İnsanlar yeryüzündeki ilk şehri ve kuleyi inşa ederler. Mezopotamya'da taş yoktu ve insanlar evlerini kilden inşa ediyorlardı. Kale duvarları ve diğer yapılar ve binalar kilden yapılmış, tabaklar kilden yapılmış ve Mezopotamya'nın eski sakinleri için kitap ve defterlerin yerini alan özel yazı tabletleri kilden yapılmıştır.
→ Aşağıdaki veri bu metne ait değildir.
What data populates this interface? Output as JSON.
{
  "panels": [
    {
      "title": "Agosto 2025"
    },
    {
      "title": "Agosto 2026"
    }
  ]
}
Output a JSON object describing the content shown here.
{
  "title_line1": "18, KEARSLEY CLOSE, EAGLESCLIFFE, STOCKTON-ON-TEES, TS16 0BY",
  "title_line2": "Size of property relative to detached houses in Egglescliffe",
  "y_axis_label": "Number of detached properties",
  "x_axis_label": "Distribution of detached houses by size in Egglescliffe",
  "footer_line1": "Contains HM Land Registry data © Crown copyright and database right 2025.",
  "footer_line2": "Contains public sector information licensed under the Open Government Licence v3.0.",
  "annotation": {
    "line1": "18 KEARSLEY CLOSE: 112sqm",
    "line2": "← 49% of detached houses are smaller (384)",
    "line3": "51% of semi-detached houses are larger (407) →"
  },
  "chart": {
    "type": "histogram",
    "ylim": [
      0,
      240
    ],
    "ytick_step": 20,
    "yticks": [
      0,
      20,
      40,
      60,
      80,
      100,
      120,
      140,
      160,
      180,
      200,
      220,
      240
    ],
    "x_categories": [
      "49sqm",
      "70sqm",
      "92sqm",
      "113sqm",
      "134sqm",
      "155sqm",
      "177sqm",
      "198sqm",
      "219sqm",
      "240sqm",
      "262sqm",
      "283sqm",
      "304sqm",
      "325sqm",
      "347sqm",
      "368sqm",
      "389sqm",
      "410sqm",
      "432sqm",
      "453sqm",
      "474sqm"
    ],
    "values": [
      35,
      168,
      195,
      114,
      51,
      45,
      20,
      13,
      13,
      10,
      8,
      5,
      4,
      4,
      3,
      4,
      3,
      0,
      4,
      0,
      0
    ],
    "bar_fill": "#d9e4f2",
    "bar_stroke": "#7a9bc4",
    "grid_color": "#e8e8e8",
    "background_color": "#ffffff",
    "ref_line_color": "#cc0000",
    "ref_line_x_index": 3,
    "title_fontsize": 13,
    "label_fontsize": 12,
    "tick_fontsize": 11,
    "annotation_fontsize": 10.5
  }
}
İnşaatta kilden yapılmış ve havayla kurutulmuş tuğlalar kullanıldı. [bu tür tuğlaya kerpiç denir]. Ama bir şekilde ateşe yakalanan bir tuğlanın taş gücü kazandığını fark ettiler. İncil, pişmiş tuğla yapmayı öğrenen insanların nasıl dünyadaki ilk şehri ve içinde tepesi gökyüzüne ulaşacak devasa bir kule (sütun) inşa etmeye karar verdiklerini anlatır. [İncil'in yaratıcılarının gökyüzünün sağlam olduğunu düşündüğünü unutmayalım]. Kulenin inşaatçıların adını yüceltmesi ve gezginler için bir dönüm noktası görevi görmesi gerekiyordu.

İnşaatçılar bir araya geldi ve işler kaynamaya başladı: Bazıları tuğlaları yonttu, diğerleri onları ateşledi, diğerleri tuğlaları inşaat alanına taşıdı ve diğerleri kulenin gittikçe yükselen tabanlarını inşa etti. Tuğlaları bir arada tutmak için İncil'de toprak reçinesi adı verilen doğal asfalt kullanıldı. [Mezopotamya'nın güneyinde petrolün yeryüzüne çıktığı yerlerde asfalt göllerinin tamamı vardı].

Allah insanların dillerini karıştırıyor. Devasa bir kulenin inşaat halinde olduğunu gören Tanrı, insanların gerçekten gökyüzüne tırmanıp kendi evinde bir şeyler yapacaklarından endişelendi. Kendi kendine şöyle dedi: “İşte bir halk ve hepsinin bir dili var; ve yapmaya başladıkları şey budur ve yapmaya karar verdikleri şeyden vazgeçmeyecekler.”

Tanrı aşağı indi ve insanların dillerini karıştırdı - birbirlerinin konuşmasını anlamayı bıraktılar. İnşaat devam edemedi, kule yarım kaldı ve insanlar oradan araziye dağıldı. Kulenin inşa edildiği şehre, Tanrı dilleri karıştırdığı için Babil (“karışıklık”) adı verildi...

Tanrı yılda bir kez geceyi tapınağında geçirir.